Heart block rhythms occur when the cardiac electric impulse is delayed or blocked within the
AV node, bundle of His or the Purkinje system.
Heart block rhythms are classified into categories including these:
- First Degree Heart Block
- Second Degree Heart Block Type I
- Second Degree Heart Block Type II
- Third Degree Heart Block
- Bundle Branch Block
Heart Block Categories
First Degree Heart Block
First degree heart block is actually a delay rather than a block. It is cause by a conduction delay at the AV node or
bundle of His. This means than the PR Interval will be longer than normal (over 0.20 sec.).
Second Degree Heart Block Type I
With second degree heart block, Type I, some impulses are blocked but not all. More P waves can be observed vs QRS Complexes on a tracing.
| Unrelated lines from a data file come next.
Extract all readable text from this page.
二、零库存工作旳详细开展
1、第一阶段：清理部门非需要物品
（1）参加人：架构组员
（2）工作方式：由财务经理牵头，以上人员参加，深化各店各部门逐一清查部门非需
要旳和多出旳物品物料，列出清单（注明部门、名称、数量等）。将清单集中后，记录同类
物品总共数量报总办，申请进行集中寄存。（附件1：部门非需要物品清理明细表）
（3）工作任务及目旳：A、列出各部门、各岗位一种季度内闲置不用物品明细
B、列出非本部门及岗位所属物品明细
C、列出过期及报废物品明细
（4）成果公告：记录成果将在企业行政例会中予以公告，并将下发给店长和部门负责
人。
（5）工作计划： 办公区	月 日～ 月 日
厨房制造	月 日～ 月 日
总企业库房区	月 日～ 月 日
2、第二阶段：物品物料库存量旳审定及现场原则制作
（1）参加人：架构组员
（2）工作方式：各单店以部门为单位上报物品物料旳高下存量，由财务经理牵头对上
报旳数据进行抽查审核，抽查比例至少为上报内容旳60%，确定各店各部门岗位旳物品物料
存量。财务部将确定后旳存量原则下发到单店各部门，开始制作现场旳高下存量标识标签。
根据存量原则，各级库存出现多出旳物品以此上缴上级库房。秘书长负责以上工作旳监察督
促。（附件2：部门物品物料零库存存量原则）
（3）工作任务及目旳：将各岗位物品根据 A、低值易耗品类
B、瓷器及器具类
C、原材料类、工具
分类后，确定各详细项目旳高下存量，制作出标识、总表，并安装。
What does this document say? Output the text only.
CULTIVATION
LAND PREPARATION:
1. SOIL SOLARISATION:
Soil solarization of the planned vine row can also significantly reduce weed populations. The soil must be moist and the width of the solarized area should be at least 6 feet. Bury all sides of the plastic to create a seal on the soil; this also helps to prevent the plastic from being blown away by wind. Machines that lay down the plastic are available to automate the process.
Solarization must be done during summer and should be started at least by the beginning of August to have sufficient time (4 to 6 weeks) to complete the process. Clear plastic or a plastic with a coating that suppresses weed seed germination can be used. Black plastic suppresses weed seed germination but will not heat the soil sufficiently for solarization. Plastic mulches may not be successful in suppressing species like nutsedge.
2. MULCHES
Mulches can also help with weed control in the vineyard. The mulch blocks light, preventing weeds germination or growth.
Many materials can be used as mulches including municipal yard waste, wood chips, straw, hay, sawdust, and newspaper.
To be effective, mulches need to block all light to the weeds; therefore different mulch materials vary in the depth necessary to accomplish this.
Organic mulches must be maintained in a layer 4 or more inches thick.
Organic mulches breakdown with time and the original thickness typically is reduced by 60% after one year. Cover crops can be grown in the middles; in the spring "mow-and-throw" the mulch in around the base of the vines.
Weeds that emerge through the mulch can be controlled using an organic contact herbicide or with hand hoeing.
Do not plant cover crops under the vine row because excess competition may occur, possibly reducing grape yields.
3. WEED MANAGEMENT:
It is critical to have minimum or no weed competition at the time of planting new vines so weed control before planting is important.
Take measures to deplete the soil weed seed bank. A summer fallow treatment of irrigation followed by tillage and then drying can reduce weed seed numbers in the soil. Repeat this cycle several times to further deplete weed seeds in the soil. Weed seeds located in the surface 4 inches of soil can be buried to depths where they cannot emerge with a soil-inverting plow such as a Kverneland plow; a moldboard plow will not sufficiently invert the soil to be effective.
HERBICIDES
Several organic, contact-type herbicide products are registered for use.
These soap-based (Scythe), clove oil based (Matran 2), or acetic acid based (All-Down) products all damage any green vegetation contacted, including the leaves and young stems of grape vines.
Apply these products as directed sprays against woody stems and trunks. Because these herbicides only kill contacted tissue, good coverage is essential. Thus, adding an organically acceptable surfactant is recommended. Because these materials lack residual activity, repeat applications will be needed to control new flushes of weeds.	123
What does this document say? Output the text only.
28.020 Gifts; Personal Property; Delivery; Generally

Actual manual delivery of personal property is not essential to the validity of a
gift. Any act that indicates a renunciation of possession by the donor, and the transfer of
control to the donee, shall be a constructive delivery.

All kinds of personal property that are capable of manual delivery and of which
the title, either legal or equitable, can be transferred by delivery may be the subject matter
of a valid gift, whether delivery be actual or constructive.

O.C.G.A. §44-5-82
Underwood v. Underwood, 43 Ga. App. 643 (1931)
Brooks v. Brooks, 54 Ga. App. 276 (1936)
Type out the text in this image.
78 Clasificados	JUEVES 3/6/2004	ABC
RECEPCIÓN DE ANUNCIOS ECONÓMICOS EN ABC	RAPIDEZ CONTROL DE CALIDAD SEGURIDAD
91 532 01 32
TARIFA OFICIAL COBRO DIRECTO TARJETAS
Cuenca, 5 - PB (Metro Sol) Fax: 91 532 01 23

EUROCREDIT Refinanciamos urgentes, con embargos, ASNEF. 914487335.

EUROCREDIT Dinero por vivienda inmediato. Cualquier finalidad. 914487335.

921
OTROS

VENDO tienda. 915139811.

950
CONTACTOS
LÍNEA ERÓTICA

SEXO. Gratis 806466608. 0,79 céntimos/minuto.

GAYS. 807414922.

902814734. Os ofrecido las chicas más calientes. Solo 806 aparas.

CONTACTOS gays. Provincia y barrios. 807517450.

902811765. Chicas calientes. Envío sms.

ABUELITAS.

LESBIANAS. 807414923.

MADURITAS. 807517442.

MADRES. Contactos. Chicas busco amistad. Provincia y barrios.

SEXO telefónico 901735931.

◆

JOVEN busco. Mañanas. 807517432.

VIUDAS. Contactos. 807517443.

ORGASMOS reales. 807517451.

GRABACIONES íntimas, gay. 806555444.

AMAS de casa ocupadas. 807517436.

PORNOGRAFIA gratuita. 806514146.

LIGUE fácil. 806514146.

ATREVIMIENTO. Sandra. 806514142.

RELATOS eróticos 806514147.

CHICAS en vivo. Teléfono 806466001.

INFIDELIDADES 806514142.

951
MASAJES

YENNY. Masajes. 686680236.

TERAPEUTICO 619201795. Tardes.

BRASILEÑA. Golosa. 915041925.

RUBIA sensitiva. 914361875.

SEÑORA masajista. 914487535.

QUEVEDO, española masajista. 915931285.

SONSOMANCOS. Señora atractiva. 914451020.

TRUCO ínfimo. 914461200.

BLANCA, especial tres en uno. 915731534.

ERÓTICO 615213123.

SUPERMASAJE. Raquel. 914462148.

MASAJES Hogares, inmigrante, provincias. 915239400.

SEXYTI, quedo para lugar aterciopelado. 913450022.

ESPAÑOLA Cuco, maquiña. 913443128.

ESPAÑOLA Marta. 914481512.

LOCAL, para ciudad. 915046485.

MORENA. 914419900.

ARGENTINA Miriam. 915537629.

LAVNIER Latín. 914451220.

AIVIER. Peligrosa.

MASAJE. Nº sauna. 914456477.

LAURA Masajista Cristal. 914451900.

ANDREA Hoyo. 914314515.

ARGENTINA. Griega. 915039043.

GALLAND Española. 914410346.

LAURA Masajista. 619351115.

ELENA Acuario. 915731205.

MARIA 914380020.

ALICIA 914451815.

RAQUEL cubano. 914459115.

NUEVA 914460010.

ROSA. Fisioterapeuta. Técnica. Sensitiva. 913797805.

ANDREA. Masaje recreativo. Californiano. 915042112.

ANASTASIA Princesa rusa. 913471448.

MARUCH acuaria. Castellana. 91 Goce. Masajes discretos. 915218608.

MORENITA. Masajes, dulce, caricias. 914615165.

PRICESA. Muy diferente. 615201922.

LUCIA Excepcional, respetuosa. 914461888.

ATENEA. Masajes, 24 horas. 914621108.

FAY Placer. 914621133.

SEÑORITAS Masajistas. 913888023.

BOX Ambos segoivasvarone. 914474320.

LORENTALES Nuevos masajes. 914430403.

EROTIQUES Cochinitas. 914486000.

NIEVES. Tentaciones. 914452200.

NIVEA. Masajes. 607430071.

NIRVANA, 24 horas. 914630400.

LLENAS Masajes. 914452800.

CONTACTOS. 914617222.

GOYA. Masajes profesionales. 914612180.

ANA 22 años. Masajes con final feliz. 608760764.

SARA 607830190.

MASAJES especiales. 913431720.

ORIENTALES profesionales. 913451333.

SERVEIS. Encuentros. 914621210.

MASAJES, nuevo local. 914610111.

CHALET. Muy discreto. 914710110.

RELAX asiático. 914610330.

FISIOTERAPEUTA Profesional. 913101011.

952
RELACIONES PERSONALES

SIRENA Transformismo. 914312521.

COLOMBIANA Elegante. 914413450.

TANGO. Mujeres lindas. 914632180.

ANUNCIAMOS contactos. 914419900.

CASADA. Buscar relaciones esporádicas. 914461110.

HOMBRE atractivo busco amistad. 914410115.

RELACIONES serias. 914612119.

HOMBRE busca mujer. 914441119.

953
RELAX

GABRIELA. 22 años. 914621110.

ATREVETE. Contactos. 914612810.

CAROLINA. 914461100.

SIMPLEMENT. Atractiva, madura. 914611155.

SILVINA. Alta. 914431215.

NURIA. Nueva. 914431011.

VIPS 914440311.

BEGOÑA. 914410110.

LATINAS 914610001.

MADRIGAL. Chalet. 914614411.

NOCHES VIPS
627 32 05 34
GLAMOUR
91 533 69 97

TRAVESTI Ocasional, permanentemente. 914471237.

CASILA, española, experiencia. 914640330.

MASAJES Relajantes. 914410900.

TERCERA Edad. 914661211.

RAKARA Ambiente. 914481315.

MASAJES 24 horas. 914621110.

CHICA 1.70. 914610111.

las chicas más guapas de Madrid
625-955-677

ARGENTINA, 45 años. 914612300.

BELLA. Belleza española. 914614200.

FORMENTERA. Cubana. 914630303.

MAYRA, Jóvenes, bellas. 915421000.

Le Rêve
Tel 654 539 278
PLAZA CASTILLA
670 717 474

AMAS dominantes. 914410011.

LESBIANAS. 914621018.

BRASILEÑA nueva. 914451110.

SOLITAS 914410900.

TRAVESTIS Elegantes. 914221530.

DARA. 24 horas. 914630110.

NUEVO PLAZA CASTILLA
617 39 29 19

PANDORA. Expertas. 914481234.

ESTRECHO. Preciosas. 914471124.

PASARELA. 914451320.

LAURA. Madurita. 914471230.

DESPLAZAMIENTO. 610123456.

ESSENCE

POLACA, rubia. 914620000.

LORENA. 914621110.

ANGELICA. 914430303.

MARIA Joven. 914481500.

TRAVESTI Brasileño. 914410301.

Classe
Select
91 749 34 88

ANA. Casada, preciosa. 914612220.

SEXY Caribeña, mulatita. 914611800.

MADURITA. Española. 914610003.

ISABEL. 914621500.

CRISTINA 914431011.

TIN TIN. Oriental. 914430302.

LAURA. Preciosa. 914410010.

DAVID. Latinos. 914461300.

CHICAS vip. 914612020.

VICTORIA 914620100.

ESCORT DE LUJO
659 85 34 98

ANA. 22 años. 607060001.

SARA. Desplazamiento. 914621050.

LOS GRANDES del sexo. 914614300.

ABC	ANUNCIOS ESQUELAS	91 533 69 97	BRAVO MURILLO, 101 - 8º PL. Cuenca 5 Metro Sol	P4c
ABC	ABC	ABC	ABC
Each successive impulse undergoes a longer delay. After 3 or 4 beats the next impulse is blocked. On an EKG tracing, PR Intervals will
lengthen progressively with each beat until a QRS Complex is missing. After this blocked beat, the cycle of lengthening PR Intervals
resumes. This heart block is also called a Wenckebach block.
Second Degree Heart Block Type II
With Mobitz Type II blocks, the impulse is blocked in the bundle of His. Every few beats there will be a missing beat but the
PR Interval will not lengthen.
Third Degree Heart Block
With this block, no atrial imulses are transmitted to the ventricles. As a result, the ventricules generate an escape impulse, which
is independent of the atrial beat. In most cases the atria will beat at 60-100 bpm while the ventricles asynchronously beat at 30-45 bpm.
Bundle Branch Block
With this conduction block, either the left or right bundle branch is blocked intermittently or fixed. The QRS complex is wider than normal (> 0.12 sec.). Using
a 12 lead EKG, blocks in either the left or right bundle branch may be diagnosed.